Setiap nubuat sifatnya adalah metaforis (majazi). Karena itu, jika nubuat Rasulullah saw. ini dipahami secara hakiki, maka bisa jadi penghapusan pajak bagi suatu negara itu tak masuk akal. Sebab, untuk menciptakan kesejahteraan, negara membutuhkan biaya yang tak sedikit. Dan salah satu sumber pembiayaan negara adalah pajak. Ini berlaku baik di negara Islam maupun negara non-Islam.
Substansi jizyah sesungguhnya adalah supremasi kekuasaan. Dengan demikian, nubuatan Rasulullah saw. tentang Isa Al-Masih yang menghapus pajak itu mengandung makna bahwa pada zaman akhir ini umat Islam telah kehilangan kekuasaan atau kejayaannya. Mereka bukan hanya tidak mampu menarik pajak dari umat non-Islam saja, tetapi bahkan untuk mempertahankan eksistensi dirinya saja pun mereka tidak mampu.
Justru sebaliknya, negara-negara Islam-lah yang ditaklukan oleh bangsa-bangsa Dajjal, Yakjuj dan Makjuj. Sehingga umat Islam harus membayar pajak kepada mereka.
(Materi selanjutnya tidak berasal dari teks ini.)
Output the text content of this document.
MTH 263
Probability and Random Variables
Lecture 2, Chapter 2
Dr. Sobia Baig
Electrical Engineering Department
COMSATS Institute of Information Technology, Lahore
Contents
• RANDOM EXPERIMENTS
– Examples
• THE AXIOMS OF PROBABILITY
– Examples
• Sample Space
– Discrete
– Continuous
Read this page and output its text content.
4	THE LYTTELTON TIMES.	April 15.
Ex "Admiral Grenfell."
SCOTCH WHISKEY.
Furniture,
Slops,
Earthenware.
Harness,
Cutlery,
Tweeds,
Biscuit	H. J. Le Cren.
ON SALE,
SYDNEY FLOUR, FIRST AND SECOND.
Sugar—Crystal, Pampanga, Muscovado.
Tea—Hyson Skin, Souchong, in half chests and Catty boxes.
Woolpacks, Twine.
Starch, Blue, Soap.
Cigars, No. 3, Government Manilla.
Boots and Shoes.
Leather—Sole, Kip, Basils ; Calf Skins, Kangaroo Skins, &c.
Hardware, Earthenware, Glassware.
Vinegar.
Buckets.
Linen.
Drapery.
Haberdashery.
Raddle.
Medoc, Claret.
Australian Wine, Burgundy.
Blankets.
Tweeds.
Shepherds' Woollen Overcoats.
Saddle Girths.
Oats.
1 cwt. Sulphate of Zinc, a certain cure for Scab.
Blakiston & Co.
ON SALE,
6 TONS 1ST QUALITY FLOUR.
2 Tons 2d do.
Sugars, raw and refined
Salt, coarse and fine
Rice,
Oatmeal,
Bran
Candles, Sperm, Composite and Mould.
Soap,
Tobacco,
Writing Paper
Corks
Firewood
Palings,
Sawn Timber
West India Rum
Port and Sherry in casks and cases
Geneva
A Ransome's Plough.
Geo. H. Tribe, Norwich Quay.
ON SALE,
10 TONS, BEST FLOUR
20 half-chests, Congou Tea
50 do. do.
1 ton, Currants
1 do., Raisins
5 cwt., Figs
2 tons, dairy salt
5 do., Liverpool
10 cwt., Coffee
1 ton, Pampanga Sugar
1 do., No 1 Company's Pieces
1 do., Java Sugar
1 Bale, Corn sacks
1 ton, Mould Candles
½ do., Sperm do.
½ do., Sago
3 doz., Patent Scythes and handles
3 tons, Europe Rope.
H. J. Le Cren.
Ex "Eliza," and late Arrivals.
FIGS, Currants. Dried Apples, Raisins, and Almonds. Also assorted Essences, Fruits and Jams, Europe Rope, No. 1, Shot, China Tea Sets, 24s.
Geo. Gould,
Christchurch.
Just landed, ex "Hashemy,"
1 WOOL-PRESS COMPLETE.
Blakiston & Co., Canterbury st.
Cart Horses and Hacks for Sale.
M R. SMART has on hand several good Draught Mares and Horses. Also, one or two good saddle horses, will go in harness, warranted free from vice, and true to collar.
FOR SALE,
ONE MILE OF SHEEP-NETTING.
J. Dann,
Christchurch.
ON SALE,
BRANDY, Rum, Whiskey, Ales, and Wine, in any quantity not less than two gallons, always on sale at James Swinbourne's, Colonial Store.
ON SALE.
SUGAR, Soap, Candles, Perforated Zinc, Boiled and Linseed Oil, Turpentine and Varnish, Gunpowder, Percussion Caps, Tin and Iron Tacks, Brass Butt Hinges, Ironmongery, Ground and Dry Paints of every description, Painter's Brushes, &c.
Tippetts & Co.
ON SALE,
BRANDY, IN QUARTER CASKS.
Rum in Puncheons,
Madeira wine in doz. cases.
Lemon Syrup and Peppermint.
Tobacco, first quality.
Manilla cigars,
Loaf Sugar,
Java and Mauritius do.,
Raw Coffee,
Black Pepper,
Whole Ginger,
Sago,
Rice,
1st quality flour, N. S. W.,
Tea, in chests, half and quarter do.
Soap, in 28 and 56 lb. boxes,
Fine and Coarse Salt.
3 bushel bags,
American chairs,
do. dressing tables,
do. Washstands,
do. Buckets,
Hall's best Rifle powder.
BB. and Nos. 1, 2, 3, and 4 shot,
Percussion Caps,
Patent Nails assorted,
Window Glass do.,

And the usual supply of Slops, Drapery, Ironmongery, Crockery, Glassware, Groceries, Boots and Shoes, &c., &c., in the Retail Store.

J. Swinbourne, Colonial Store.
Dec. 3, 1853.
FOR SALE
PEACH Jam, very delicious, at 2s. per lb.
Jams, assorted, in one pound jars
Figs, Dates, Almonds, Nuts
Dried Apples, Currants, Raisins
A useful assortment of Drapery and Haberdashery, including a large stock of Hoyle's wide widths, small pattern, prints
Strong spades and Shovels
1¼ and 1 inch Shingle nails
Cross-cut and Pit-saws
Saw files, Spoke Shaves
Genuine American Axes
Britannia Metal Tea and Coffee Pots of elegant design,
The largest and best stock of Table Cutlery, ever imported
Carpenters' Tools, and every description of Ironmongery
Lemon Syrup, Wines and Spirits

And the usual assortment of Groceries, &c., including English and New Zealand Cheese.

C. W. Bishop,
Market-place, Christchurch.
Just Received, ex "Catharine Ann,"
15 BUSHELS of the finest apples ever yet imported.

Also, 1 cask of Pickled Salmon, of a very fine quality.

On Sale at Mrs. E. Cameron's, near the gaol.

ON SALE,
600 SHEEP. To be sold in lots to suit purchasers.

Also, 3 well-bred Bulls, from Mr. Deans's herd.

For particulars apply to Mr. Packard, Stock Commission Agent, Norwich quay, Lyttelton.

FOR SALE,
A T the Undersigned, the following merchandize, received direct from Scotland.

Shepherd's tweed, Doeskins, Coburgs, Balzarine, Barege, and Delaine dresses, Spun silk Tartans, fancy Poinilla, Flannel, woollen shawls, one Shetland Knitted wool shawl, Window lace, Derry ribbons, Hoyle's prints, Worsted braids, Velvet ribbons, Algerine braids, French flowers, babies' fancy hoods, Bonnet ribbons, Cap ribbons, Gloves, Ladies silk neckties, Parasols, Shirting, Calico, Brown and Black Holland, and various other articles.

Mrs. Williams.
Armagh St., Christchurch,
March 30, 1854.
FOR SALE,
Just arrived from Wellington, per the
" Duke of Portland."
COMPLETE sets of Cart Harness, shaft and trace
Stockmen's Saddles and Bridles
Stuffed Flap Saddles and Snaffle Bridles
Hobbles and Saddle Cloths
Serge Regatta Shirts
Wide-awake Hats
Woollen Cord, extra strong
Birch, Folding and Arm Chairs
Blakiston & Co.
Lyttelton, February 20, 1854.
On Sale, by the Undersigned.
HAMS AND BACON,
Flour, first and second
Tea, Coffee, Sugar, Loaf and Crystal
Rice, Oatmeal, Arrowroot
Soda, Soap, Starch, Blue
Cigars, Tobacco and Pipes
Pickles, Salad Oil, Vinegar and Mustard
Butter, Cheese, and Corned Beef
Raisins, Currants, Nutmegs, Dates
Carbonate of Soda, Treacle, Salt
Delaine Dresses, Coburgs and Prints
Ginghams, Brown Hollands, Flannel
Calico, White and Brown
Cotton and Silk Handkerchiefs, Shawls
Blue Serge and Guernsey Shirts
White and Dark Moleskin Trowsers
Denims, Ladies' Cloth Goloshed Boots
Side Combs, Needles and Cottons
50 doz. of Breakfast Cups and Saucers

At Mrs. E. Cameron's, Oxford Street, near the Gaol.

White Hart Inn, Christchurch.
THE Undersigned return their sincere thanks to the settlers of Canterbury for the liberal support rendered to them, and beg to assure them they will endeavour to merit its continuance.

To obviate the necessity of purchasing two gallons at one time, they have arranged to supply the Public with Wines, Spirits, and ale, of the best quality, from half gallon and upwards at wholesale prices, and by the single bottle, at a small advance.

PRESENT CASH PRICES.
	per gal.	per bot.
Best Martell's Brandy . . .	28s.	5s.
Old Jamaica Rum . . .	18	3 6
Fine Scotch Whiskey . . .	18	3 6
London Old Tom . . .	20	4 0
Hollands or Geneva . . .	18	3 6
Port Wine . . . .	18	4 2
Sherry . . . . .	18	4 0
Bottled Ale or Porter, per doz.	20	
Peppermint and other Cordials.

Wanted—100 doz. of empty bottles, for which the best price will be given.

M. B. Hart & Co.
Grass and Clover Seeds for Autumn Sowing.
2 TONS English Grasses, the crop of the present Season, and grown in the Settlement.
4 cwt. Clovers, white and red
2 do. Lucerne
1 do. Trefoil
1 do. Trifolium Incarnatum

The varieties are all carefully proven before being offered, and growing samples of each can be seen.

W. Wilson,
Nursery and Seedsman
Keadaan dunia Islam sendiri tidak beda dengan apa yang dilukiskan oleh Nabi Suci dalam salah satu riwayat hadits, “Islam tinggal namanya dan Quran Suci tinggal tulisannya”.
Umat Islam mendirikan berbagai organisasi dan partai politik guna mencapai kejayaan Islam kembali. Tetapi hasilnya justru berkebalikan. Sebab, manakala kekuasaan berada di tangan mereka, Islam justru semakin ternoda. Negara Muslim terbesar di dunia, sebagai contoh, justru juga menjadi negara yang paling korup di dunia.
Negara-negara Islam menjadi sarang teroris seperti halnya negara-negara Kristen dan Yahudi. Yang beda hanya nama dan simbolnya saja, tetapi akhlaknya sama saja. Padahal diutusnya Nabi Suci hanyalah untuk menyempurnakan akhlak, dan karena keluhuran akhlak umat Islam itulah orang-orang kafir tertarik kepada Islam, dan akhirnya menjadi Muslim (QS 15:2).
Untuk menegakkan kembali supremasi kekuasaan Islam itulah Allah “menurunkan” Isa Al-Masih yang dijanjikan, yang diutus untuk memperingatkan umat Islam bahwa supremasi kekuasaan Islam bukan dalam arti umat Islam akan menguasai kembali kerajaan duniawi.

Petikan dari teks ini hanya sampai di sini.